Methods and results: We performed post hoc analysis of baseline BP or heart rate and all-cause mortality and cardiovascular events in the SUMMIT trial. SUMMIT was a randomized double-blind outcome trial of 16 485 participants (65 ± 8 years, 75% male, and 47% active smokers) enrolled at 1368 sites in 43 countries. Participants with moderate COPD with or at risk for cardiovascular disease (CVD) were randomized to placebo, long-acting beta agonist, inhaled corticosteroid, or their combination. All-cause mortality increased in relation to high systolic [≥140 mmHg; hazard ratio (HR) 1.27, 95% confidence interval (CI) 1.12-1.45] or diastolic (≥90 mmHg; HR 1.35, 95% CI 1.14-1.59) BP and low systolic (<120 mmHg; HR 1.36, 95% CI 1.13-1.63) or diastolic (<80 mmHg; HR 1.15, 95% CI 1.00-1.32) BP. Higher heart rates (≥80 per minute; HR 1.39, 95% CI 1.21-1.60) and pulse pressures (≥80 mmHg; HR 1.39, 95% CI 1.07-1.80) were more linearly related to increases in all-cause mortality. The risks of cardiovascular events followed similar patterns to all-cause mortality. Similar findings were observed in subgroups of patients without established CVD.

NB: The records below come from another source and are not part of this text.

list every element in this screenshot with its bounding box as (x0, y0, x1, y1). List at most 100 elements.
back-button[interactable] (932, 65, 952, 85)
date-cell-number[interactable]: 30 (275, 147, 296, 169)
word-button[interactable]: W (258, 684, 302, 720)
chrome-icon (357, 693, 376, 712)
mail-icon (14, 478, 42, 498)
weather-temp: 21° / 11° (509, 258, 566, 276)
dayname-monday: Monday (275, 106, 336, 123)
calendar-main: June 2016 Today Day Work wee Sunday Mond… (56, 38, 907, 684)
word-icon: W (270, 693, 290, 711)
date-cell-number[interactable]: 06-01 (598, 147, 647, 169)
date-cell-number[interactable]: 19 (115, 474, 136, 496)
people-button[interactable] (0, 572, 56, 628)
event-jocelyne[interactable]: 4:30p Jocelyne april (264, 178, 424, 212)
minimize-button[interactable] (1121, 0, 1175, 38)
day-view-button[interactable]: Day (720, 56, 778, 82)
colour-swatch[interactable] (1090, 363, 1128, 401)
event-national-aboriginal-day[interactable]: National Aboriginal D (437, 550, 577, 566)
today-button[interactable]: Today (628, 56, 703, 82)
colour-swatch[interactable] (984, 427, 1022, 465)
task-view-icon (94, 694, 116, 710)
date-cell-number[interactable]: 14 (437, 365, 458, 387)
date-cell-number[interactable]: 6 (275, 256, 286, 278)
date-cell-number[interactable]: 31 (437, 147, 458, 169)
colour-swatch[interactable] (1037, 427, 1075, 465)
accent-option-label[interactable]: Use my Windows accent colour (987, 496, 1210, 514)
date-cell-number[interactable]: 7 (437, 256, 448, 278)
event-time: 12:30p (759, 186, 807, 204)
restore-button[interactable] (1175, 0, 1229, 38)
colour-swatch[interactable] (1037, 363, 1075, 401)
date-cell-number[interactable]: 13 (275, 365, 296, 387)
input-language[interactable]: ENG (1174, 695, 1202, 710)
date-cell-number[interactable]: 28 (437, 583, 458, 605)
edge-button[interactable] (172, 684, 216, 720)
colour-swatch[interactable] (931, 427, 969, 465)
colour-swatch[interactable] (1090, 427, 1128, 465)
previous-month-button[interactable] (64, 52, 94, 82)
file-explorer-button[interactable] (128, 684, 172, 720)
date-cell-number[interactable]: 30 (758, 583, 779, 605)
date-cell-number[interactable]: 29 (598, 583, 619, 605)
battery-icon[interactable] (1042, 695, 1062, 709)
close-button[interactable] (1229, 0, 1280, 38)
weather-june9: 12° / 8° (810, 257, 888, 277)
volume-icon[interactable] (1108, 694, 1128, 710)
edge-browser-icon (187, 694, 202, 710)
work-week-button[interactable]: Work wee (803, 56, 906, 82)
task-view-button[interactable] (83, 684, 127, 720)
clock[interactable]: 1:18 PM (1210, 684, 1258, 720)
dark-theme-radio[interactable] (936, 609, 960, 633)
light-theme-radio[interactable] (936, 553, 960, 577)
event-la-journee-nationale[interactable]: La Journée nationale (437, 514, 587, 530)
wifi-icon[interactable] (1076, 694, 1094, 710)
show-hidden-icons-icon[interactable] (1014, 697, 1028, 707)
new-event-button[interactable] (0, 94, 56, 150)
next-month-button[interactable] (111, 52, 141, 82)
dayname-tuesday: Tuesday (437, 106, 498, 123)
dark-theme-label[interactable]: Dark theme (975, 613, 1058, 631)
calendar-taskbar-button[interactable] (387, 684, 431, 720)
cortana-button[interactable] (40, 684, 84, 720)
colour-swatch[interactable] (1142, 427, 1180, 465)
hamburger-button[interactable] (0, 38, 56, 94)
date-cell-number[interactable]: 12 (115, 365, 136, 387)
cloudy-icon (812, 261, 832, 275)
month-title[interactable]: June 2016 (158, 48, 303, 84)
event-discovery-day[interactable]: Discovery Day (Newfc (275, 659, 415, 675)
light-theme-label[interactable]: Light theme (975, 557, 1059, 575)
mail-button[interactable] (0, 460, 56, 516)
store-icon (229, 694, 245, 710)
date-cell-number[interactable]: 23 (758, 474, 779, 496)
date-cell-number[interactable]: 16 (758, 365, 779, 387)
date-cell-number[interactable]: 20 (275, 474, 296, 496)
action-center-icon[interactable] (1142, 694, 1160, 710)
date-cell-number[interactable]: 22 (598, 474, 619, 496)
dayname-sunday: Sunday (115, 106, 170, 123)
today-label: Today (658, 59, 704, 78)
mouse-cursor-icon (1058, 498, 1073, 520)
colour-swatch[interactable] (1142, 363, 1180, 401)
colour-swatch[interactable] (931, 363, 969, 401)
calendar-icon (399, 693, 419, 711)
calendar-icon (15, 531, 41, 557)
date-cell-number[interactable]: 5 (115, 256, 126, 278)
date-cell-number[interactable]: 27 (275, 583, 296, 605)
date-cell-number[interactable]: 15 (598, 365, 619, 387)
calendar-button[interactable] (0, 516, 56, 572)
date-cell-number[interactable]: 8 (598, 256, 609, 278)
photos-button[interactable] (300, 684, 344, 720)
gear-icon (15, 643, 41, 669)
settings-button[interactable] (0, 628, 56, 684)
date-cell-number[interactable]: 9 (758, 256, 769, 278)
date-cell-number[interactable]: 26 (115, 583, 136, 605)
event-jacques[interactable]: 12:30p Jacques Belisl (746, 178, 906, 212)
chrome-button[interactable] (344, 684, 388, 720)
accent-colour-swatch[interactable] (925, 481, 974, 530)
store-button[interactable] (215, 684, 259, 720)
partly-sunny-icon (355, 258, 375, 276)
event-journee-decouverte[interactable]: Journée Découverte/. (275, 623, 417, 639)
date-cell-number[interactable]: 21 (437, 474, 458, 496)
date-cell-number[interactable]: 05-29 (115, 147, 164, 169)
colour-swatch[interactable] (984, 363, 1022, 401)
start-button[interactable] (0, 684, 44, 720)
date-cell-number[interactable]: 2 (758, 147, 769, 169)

Conclusion: A ‘U-shaped’ relationship between BP and all-cause mortality and cardiovascular events exists in patients with COPD and heightened cardiovascular risk. A linear relationship exists between heart rate and all-cause mortality and cardiovascular events in this population. These findings extend the prognostic importance of BP to this growing group of patients and raise concerns that both high and low BP may pose health risks.